REUTERS/Guadalupe Pardo
Mark Carney, the governor of the Bank of England, has given his strongest signal yet that he favours Britain remaining in the European Union.In a letter sent to the chairman of the Treasury Select Committee, Andrew Tyrie at the end of March, Carney argued that should Britain vote to leave the European Union, the country experience high inflation but low growth – so-called stagflation.
According to the letter, Brexit could “lead to a lower path for growth and a higher path for inflation.”
At his appearance in front of the committee in March, Labour MP Rachel Reeves asked Carney about the effects a sharp fall in the value of sterling after Brexit could have on inflation and growth.
At the time, Carney declined to answer the question fully, but “agreed in response to Ms Reeves’ request to provide “ready reckoners” of the impact of changes in the currency on inflation.”
The Bank’s analysis, he says, shows that if the pound fell by 10%, inflation could be expected to grow 2.75% in four years. With some predictions suggesting the pound might slip as much as 20% in the event of Brexit, that inflation growth could be far higher.
However, Carney added that such analysis would probably go out of the window after Brexit because of uncertainty over the UK’s future. “If increased uncertainty were a key underlying cause of this depreciation, aggregate demand might be affected,” he said, adding that: ” Greater uncertainty could lead firms to postpone some investment projects and households to defer some spending.”
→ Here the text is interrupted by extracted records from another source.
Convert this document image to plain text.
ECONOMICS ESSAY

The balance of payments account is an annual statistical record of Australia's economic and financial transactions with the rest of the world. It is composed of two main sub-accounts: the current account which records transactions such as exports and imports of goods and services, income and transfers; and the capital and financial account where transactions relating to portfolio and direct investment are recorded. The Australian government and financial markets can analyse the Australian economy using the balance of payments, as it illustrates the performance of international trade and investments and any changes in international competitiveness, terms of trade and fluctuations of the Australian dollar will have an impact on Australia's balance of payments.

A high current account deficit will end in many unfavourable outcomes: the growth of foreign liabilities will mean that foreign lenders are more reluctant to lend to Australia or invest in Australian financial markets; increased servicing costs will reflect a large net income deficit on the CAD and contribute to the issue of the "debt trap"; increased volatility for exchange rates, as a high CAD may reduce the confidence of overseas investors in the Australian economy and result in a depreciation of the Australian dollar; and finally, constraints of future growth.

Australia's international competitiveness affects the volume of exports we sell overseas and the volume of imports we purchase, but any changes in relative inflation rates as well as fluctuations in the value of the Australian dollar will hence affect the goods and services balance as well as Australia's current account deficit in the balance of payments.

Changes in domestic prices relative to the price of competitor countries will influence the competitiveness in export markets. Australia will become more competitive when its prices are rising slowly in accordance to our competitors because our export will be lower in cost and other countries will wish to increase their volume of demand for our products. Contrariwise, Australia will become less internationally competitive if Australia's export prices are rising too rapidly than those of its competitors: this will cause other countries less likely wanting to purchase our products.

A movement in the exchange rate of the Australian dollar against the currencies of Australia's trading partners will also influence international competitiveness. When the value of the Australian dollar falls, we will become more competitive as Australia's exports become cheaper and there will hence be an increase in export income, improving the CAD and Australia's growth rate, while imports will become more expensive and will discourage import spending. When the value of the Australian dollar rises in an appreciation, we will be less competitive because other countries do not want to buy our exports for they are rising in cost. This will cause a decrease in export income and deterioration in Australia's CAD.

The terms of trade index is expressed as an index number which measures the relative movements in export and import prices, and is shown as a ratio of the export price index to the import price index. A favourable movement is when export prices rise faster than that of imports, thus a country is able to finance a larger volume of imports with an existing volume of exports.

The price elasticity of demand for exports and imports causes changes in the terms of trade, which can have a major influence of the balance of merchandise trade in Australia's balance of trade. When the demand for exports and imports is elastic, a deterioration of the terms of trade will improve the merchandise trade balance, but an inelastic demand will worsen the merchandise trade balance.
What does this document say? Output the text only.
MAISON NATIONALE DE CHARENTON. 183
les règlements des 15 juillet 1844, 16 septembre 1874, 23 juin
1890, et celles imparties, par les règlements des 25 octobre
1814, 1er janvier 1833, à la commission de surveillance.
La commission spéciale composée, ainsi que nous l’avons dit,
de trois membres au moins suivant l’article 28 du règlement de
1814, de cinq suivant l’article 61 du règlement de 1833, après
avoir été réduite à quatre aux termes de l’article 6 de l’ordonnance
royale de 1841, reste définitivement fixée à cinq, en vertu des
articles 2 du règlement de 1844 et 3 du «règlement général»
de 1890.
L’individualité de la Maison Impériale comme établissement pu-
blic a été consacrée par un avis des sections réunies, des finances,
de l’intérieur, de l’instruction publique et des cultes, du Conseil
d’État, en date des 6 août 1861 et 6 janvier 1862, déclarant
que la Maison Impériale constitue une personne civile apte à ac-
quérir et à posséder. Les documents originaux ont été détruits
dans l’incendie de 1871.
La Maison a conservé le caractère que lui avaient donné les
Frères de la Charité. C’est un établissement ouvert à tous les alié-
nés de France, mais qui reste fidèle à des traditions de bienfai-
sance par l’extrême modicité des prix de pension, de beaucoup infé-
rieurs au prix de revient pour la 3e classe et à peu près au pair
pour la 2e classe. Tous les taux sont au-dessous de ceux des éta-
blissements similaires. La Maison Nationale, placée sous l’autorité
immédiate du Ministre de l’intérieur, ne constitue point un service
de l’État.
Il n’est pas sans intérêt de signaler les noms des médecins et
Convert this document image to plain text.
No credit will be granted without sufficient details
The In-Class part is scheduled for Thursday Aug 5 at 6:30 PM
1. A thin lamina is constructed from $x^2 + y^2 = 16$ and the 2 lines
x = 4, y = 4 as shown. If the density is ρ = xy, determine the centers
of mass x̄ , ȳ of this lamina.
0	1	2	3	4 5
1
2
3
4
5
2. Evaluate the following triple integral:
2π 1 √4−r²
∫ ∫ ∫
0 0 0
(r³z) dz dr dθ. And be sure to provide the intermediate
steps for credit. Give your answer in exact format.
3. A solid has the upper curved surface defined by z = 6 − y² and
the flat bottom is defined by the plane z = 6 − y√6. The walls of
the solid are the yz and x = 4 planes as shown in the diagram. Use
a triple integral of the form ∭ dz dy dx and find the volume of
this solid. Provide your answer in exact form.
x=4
Carney, and the Bank of England as a whole, has emphasised its neutrality ahead of the referendum.
The governor told the House of Lords Economic Affairs Committee earlier in the month that it will not make an “overall assessment of the economics of UK’s membership of the European Union.”
“At the same time, the Bank must assess the implications of the UK’s EU membership for our ability to achieve our core objectives of maintaining monetary and financial stability,” he said.
“Assessing and reporting major risks does not mean becoming involved in politics; rather it would be political to suppress important judgments which relate directly to the Bank’s remits and which influence our policy actions,” Carney said.
Despite the bank’s official position being to remain neutral, Carney signalled strongly in the letter many of the downside risks of Brexit, without mentioning any positives.
Numerous international organisations and major world figures have recently thrown their weight behind the remain campaign. Earlier this month, the IMF said that Brexit could cause “severe regional and global damage” while last week, President Obama argued that the “UK is at its best when it’s helping to lead a strong European Union. It leverages UK power to be part of the EU. I don’t think the EU moderates British influence in the world, it magnifies it.”